2. Sample Size Used for the Test Set and Data Provenance

• Test Set Sample Size: The document indicates that "Clinical, stock and challenge isolates were tested." However, specific numerical sample sizes for each type of isolate are not provided in the summary.
• Data Provenance: The data was collected from "multiple geographically diverse sites across the United States." The study used a combination of:
  • Clinical isolates: Presumably prospective as they represent real-world samples.
  • Stock isolates: Likely retrospective or pre-existing lab strains.
  • Challenge isolates: Likely retrospective or pre-existing, used for specific performance verification against known results.

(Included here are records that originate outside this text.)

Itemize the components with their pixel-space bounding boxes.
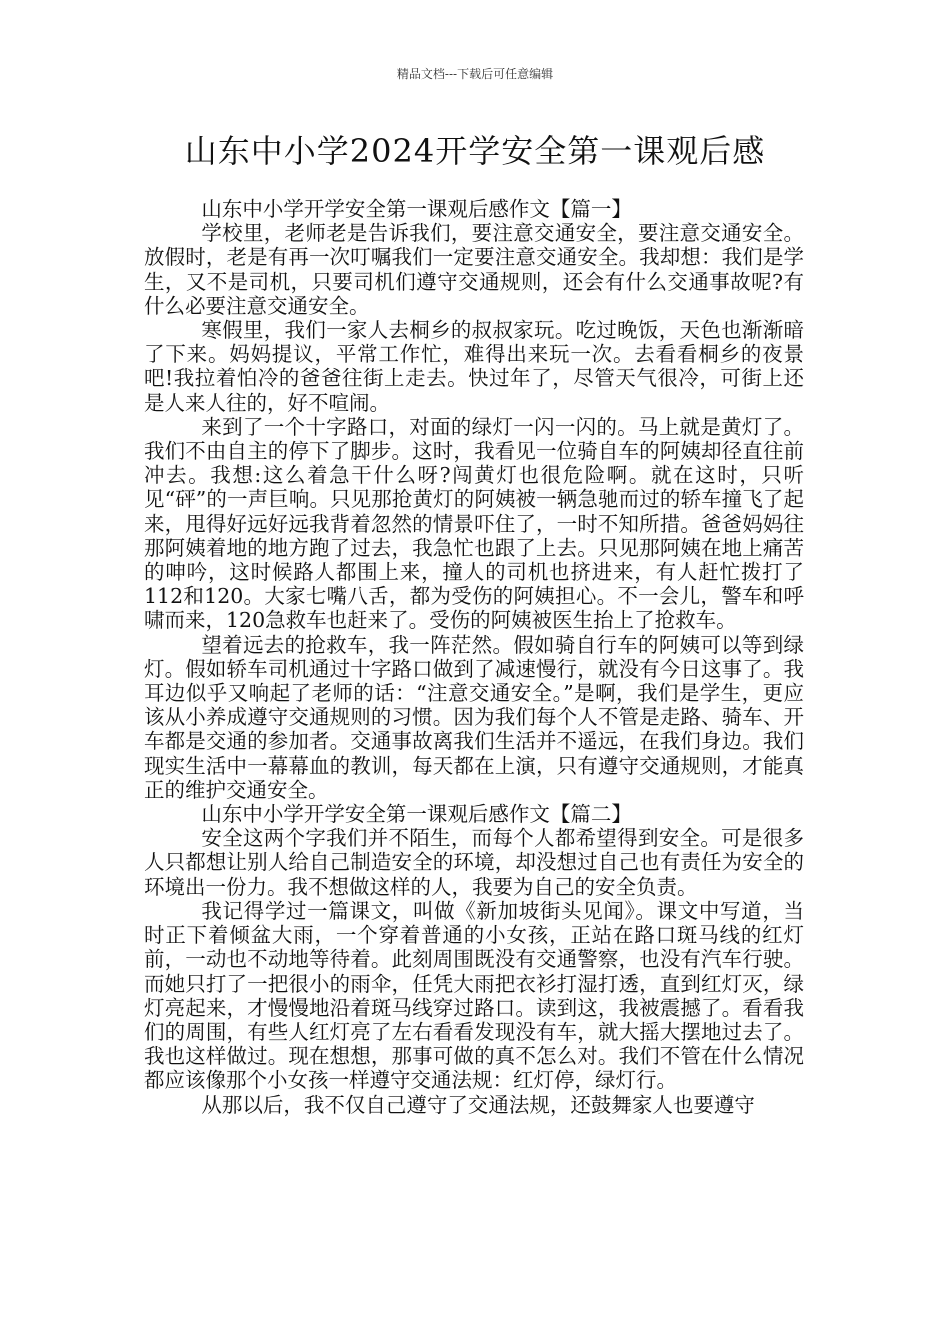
- paragraph: 从那以后，我不仅自己遵守了交通法规，还鼓舞家人也要遵守: [201, 1092, 755, 1117]
- section-heading-part-one: 山东中小学开学安全第一课观后感作文【篇一】: [201, 197, 632, 221]
- document-body: [144, 197, 804, 1117]
- page-header-note: 精品文档---下载后可任意编辑: [396, 67, 554, 81]
- paragraph: 安全这两个字我们并不陌生，而每个人都希望得到安全。可是很多人只都想让别人给自己制造安全的环境，却没想过自己也有责任为安全的环境出一份力。我不想做这样的人，我要为自己的安全负责。: [144, 826, 804, 899]
- section-heading-part-two: 山东中小学开学安全第一课观后感作文【篇二】: [201, 802, 632, 827]
- document-title: 山东中小学2024开学安全第一课观后感: [184, 132, 766, 170]
- paragraph: 学校里，老师老是告诉我们，要注意交通安全，要注意交通安全。放假时，老是有再一次叮嘱我们一定要注意交通安全。我却想：我们是学生，又不是司机，只要司机们遵守交通规则，还会有什么交通事故呢?有什么必要注意交通安全。: [144, 221, 804, 318]
- paragraph: 寒假里，我们一家人去桐乡的叔叔家玩。吃过晚饭，天色也渐渐暗了下来。妈妈提议，平常工作忙，难得出来玩一次。去看看桐乡的夜景吧!我拉着怕冷的爸爸往街上走去。快过年了，尽管天气很冷，可街上还是人来人往的，好不喧闹。: [144, 318, 804, 415]
- paragraph: 望着远去的抢救车，我一阵茫然。假如骑自行车的阿姨可以等到绿灯。假如轿车司机通过十字路口做到了减速慢行，就没有今日这事了。我耳边似乎又响起了老师的话：“注意交通安全。”是啊，我们是学生，更应该从小养成遵守交通规则的习惯。因为我们每个人不管是走路、骑车、开车都是交通的参加者。交通事故离我们生活并不遥远，在我们身边。我们现实生活中一幕幕血的教训，每天都在上演，只有遵守交通规则，才能真正的维护交通安全。: [144, 632, 804, 802]
- paragraph: 我记得学过一篇课文，叫做《新加坡街头见闻》。课文中写道，当时正下着倾盆大雨，一个穿着普通的小女孩，正站在路口斑马线的红灯前，一动也不动地等待着。此刻周围既没有交通警察，也没有汽车行驶。而她只打了一把很小的雨伞，任凭大雨把衣衫打湿打透，直到红灯灭，绿灯亮起来，才慢慢地沿着斑马线穿过路口。读到这，我被震撼了。看看我们的周围，有些人红灯亮了左右看看发现没有车，就大摇大摆地过去了。我也这样做过。现在想想，那事可做的真不怎么对。我们不管在什么情况都应该像那个小女孩一样遵守交通法规：红灯停，绿灯行。: [144, 898, 804, 1093]
- paragraph: 来到了一个十字路口，对面的绿灯一闪一闪的。马上就是黄灯了。我们不由自主的停下了脚步。这时，我看见一位骑自车的阿姨却径直往前冲去。我想:这么着急干什么呀?闯黄灯也很危险啊。就在这时，只听见“砰”的一声巨响。只见那抢黄灯的阿姨被一辆急驰而过的轿车撞飞了起来，甩得好远好远我背着忽然的情景吓住了，一时不知所措。爸爸妈妈往那阿姨着地的地方跑了过去，我急忙也跟了上去。只见那阿姨在地上痛苦的呻吟，这时候路人都围上来，撞人的司机也挤进来，有人赶忙拨打了112和120。大家七嘴八舌，都为受伤的阿姨担心。不一会儿，警车和呼啸而来，120急救车也赶来了。受伤的阿姨被医生抬上了抢救车。: [144, 414, 804, 633]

3. Number of Experts Used to Establish the Ground Truth for the Test Set and Their Qualifications

The document does not mention the use of experts to establish ground truth for the test set. Instead, the ground truth was established by:

• CLSI reference broth microdilution method: This is a standardized, established laboratory method, not reliant on individual expert interpretation for each case.
• Expected results for Challenge set isolates: These "expected results" would be pre-determined values for known strains, which could have been established by consensus or by previous rigorous testing using reference methods.

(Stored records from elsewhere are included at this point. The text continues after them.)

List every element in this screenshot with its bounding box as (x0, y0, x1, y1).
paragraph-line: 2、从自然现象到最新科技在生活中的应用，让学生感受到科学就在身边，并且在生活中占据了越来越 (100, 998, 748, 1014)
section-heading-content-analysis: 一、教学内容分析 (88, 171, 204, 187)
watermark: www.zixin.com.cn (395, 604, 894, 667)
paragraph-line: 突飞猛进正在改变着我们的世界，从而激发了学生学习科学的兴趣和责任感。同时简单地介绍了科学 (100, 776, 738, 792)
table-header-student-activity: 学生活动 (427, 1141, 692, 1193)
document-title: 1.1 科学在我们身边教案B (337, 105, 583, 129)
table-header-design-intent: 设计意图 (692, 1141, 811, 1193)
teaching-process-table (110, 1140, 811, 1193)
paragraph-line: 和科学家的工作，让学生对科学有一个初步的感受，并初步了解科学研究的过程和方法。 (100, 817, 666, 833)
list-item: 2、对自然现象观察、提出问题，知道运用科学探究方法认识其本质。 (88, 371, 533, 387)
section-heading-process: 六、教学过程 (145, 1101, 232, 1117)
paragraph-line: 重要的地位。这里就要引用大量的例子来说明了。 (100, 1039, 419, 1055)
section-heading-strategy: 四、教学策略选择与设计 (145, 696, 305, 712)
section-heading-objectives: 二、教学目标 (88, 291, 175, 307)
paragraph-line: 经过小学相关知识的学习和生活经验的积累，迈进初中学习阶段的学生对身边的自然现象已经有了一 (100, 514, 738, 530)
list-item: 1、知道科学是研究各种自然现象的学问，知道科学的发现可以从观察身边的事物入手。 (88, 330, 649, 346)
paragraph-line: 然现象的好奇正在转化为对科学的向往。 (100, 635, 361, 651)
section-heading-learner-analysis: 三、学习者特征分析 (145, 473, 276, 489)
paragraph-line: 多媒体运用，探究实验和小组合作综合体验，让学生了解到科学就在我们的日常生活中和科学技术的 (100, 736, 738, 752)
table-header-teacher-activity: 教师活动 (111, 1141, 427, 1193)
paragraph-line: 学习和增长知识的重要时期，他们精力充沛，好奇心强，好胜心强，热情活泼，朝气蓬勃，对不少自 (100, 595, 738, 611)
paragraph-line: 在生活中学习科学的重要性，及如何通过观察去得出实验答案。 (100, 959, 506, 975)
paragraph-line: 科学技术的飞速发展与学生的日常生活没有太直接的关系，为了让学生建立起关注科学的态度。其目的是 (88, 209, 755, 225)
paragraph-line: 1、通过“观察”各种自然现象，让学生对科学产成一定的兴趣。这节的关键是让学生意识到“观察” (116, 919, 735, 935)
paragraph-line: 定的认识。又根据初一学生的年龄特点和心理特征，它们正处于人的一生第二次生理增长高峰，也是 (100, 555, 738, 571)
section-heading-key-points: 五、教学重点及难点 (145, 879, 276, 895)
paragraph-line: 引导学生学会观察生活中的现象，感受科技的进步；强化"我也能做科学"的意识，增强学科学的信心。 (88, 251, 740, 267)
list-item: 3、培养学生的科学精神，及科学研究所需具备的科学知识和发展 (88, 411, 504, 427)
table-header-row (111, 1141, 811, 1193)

4. Adjudication Method for the Test Set

No explicit adjudication method (e.g., 2+1, 3+1) is described for the test set. The comparison was made directly against the CLSI reference broth microdilution method or expected results for challenge isolates, which serve as the definitive standard.

5. Multi-Reader Multi-Case (MRMC) Comparative Effectiveness Study

• No, an MRMC comparative effectiveness study was not done. This study evaluates the performance of an automated microbiology system (BD Phoenix™) against a reference standard (CLSI broth microdilution method) for antimicrobial susceptibility testing. It does not involve human readers or assess the improvement of human readers with AI assistance.

6. Standalone (Algorithm Only) Performance Study

• Yes, a standalone performance study was done. The entire study is a standalone evaluation of the BD Phoenix™ Automated Microbiology System (which incorporates an algorithm to interpret results) by comparing its outputs (MIC values and category interpretations) against the CLSI reference method. There is no human-in-the-loop component described in the performance evaluation.

7. Type of Ground Truth Used

The primary ground truth used was the CLSI reference broth microdilution method (AST panels prepared according to NCCLS M7). For challenge isolates, "expected results" were used.

8. Sample Size for the Training Set

The document does not provide information on the sample size used for the training set for the BD Phoenix™ system's underlying algorithms. This is typical for such submissions, as the focus is on the performance of the final, already-developed device.

9. How the Ground Truth for the Training Set Was Established

The document does not provide information on how the ground truth for the training set was established. Similar to the training set sample size, this information is not typically included in the summary for a 510(k) submission for a device like this, which is an automated system rather than a de novo AI model with publicly disclosed training data. It's assumed the system was developed and validated internally using appropriate microbiological standards.